I am working on an application, trying to improve performance. Obviously I will be doing my own profiling and testing, but I would like to know if there is a "consensus" or known best practice.
In the old SQL days, one of the main things to do to improve efficiency was to not select data you aren't going to consume. I'm trying to go down that route with EF6.
In this particular case, I have a master-detail-detail relationship where I need to render some data about the parent, child, and grandchild on the screen.
My application is n-tier with an MVC front end, and a web-api REST backend. These entities are ultimately going to be serialized as JSON, sent over the rest connection back to the MVC controller, where they will be rendered to the screen. In this case I will not be updating the entities from this flow, so I don't need to worry about merging partial entities back into the repository (in those cases, I would probably send over the full entity for ease of maintenance)
So, the original straightforward EF code I wrote looks like this
Repository.GetAll()
.AsNoTracking()
.Include("Children")
.Include("Children.GrandChildren")
.ToList();
However, I am only actually consuming a subset of the properties of these entities, and some of the unused properties can be rather large (big chunks of XML, etc)
Here is a first pass at trying to project out only the fields I need (for the example here, I have cut out and renamed most of the fields I would actually select to improve readability, but in general I'm using lets say 5-20% of the full entities)
var projection = Repository.GetAll()
.AsNoTracking()
.Select(r => new
{
r.Id,
r.RandomId,
r.State,
r.RequestType,
r.CreatedDate,
r.CreatedBy,
Children = r.Children.Select(r2 => new
{
r2.Id,
r2.Status,
GrandChildren = r2.GrandChildren.Select(r3 => new
{
r3.Id,
r3.Status,
r3.GrandChildType
})
}),
}
).ToList();
This is obviously using anonymous types (I believe this is required in EF there is not a way to project into a named type?) (edit : apparently you can project into a non-mapped named type, but in this case, the return type of the query is a mapped type. So I could create a DTO, but that's even more code to maintain)
so then I have to get back into my concrete types. I could certainly generate DTOs that only had the properties needed, but I don't think that changes the fundamental logic used, nor probably the performance characteristics.
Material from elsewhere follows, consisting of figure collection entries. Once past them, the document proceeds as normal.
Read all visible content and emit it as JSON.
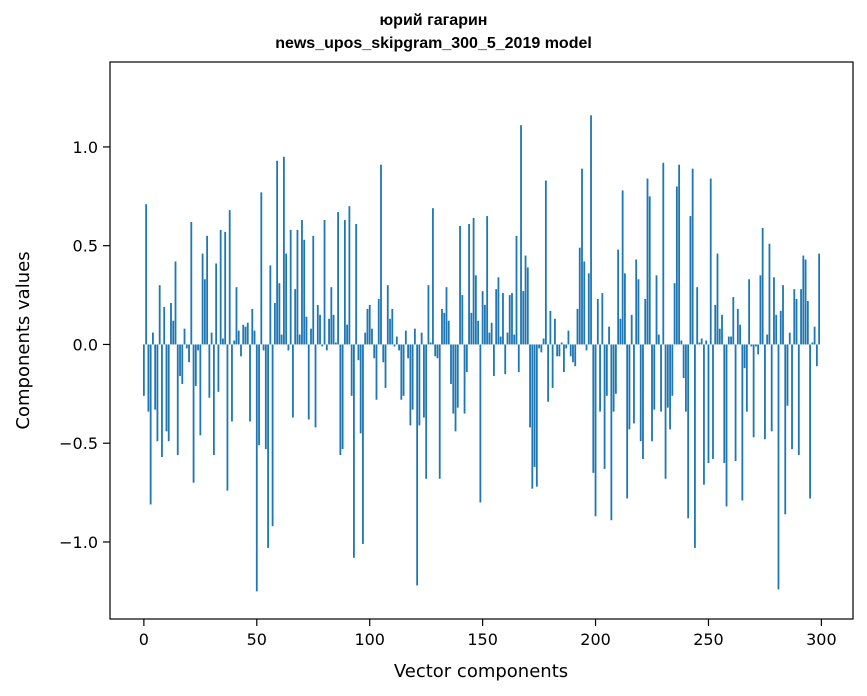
{
  "chart_data": {
    "type": "bar",
    "title": "юрий гагарин",
    "subtitle": "news_upos_skipgram_300_5_2019 model",
    "xlabel": "Vector components",
    "ylabel": "Components values",
    "xlim": [
      -15,
      314
    ],
    "ylim": [
      -1.39,
      1.43
    ],
    "x_ticks": [
      0,
      50,
      100,
      150,
      200,
      250,
      300
    ],
    "x_tick_labels": [
      "0",
      "50",
      "100",
      "150",
      "200",
      "250",
      "300"
    ],
    "y_ticks": [
      -1.0,
      -0.5,
      0.0,
      0.5,
      1.0
    ],
    "y_tick_labels": [
      "−1.0",
      "−0.5",
      "0.0",
      "0.5",
      "1.0"
    ],
    "grid": false,
    "bar_color": "#1f77b4",
    "x_start": 0,
    "values": [
      -0.26,
      0.71,
      -0.34,
      -0.81,
      0.06,
      -0.33,
      -0.49,
      0.3,
      -0.57,
      0.19,
      -0.44,
      -0.49,
      0.21,
      0.12,
      0.42,
      -0.56,
      -0.16,
      -0.2,
      0.08,
      -0.02,
      -0.09,
      0.62,
      -0.7,
      -0.21,
      -0.03,
      -0.46,
      0.46,
      0.33,
      0.55,
      -0.27,
      0.06,
      -0.56,
      0.41,
      -0.24,
      0.58,
      0.03,
      0.57,
      -0.74,
      0.68,
      -0.39,
      0.02,
      0.29,
      0.07,
      -0.06,
      0.1,
      0.09,
      0.11,
      -0.39,
      0.18,
      0.07,
      -1.25,
      -0.51,
      0.77,
      -0.03,
      -0.53,
      -1.03,
      0.4,
      -0.92,
      0.21,
      0.93,
      0.31,
      0.05,
      0.95,
      0.46,
      -0.03,
      0.58,
      -0.37,
      0.28,
      0.58,
      0.05,
      0.63,
      0.53,
      0.14,
      -0.38,
      0.08,
      0.55,
      -0.42,
      0.2,
      0.15,
      -0.01,
      0.63,
      -0.03,
      0.13,
      0.29,
      0.15,
      0.01,
      0.67,
      -0.56,
      -0.53,
      0.63,
      0.1,
      0.7,
      -0.26,
      -1.08,
      0.61,
      -0.08,
      -0.45,
      -1.01,
      0.06,
      0.18,
      0.2,
      0.08,
      -0.07,
      -0.28,
      0.23,
      0.91,
      -0.09,
      -0.22,
      0.3,
      0.13,
      0.18,
      -0.01,
      0.04,
      -0.03,
      -0.28,
      -0.26,
      0.07,
      -0.07,
      -0.41,
      -0.33,
      0.08,
      -1.22,
      -0.41,
      0.06,
      -0.37,
      -0.68,
      0.3,
      0.01,
      0.69,
      -0.06,
      -0.07,
      -0.68,
      0.18,
      0.16,
      0.29,
      0.12,
      -0.2,
      -0.35,
      -0.44,
      -0.32,
      0.6,
      0.25,
      -0.35,
      -0.14,
      0.61,
      0.16,
      0.64,
      0.35,
      0.12,
      -0.8,
      0.27,
      0.2,
      0.65,
      0.06,
      0.11,
      -0.16,
      0.28,
      0.34,
      0.04,
      0.26,
      -0.15,
      0.06,
      0.25,
      0.26,
      0.05,
      0.55,
      -0.14,
      1.11,
      0.27,
      0.45,
      0.39,
      -0.42,
      -0.73,
      -0.62,
      -0.72,
      -0.02,
      -0.04,
      0.03,
      0.83,
      -0.29,
      0.17,
      -0.22,
      0.13,
      -0.06,
      -0.06,
      0.01,
      -0.14,
      -0.02,
      0.07,
      -0.06,
      -0.09,
      -0.11,
      0.18,
      0.49,
      0.89,
      0.42,
      -0.03,
      0.36,
      1.16,
      -0.65,
      -0.87,
      0.23,
      -0.34,
      0.26,
      -0.63,
      -0.26,
      0.09,
      -0.89,
      -0.34,
      -0.25,
      0.48,
      0.13,
      0.78,
      0.36,
      -0.78,
      -0.43,
      0.15,
      -0.4,
      0.43,
      0.33,
      -0.49,
      -0.58,
      0.23,
      0.84,
      0.75,
      -0.49,
      -0.33,
      0.35,
      0.05,
      -0.34,
      0.92,
      -0.68,
      -0.32,
      -0.43,
      -0.26,
      0.31,
      0.8,
      0.91,
      0.02,
      -0.17,
      -0.34,
      -0.88,
      0.65,
      0.89,
      -1.03,
      0.29,
      0.01,
      0.03,
      -0.71,
      0.02,
      -0.6,
      0.84,
      -0.58,
      0.2,
      0.46,
      0.08,
      0.15,
      -0.6,
      -0.82,
      0.04,
      0.04,
      0.24,
      -0.59,
      0.18,
      0.1,
      -0.79,
      -0.12,
      -0.34,
      0.33,
      -0.01,
      -0.47,
      -0.01,
      -0.05,
      0.35,
      0.59,
      -0.48,
      0.05,
      0.51,
      -0.44,
      0.34,
      0.15,
      -1.24,
      0.17,
      0.3,
      -0.86,
      -0.31,
      0.06,
      -0.53,
      0.28,
      0.23,
      -0.56,
      0.28,
      0.45,
      0.43,
      0.22,
      -0.78,
      0.01,
      0.09,
      -0.11,
      0.46
    ]
  }
}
I tried my standbys of Automapper and ValueInjecter, but neither one seemed to fit the bill perfectly here (deep clone of heterogeneous types with matching names) so I went dirty
var json = projection.Select(JsonConvert.SerializeObject).ToList();
var mapped = json.Select(JsonConvert.DeserializeObject<Parent>).ToList();
This is somewhat lame since its just going to be serialized again as part of the rest call. There is probably a way I can override the webAPI calls to say I am returning the already serialized data, which would let me skip the rehydration into the entity type (as all of the property names match, the rest client should be able to rehydrate the anonymous type as if it were the real type, the same way the snippet above does)
BUT all this seems like a lot of work, less maintainable code, more possible places to have bugs, etc for a use case that entity framework really does not seem to want to support. But my old school instincts can't let go of the idea that I'm selecting, serializing, and transferring a whole lot of data that ultimately I'm not going to consume.
Does this produce sane SQL under the covers? Is that worth the double serialization? (assuming I don't figure out how to override webapi to let me hand it the data)
I suppose my other choice would be to refactor all the entities so that the unused properties are in different sub entities that I can just not include, but that would be a lot of rework throughout the system (versus being able to surgically improve performance at critical points) and it also seems like a poor choice to design entities around the ORM I happen to be using vs standard normalization rules etc.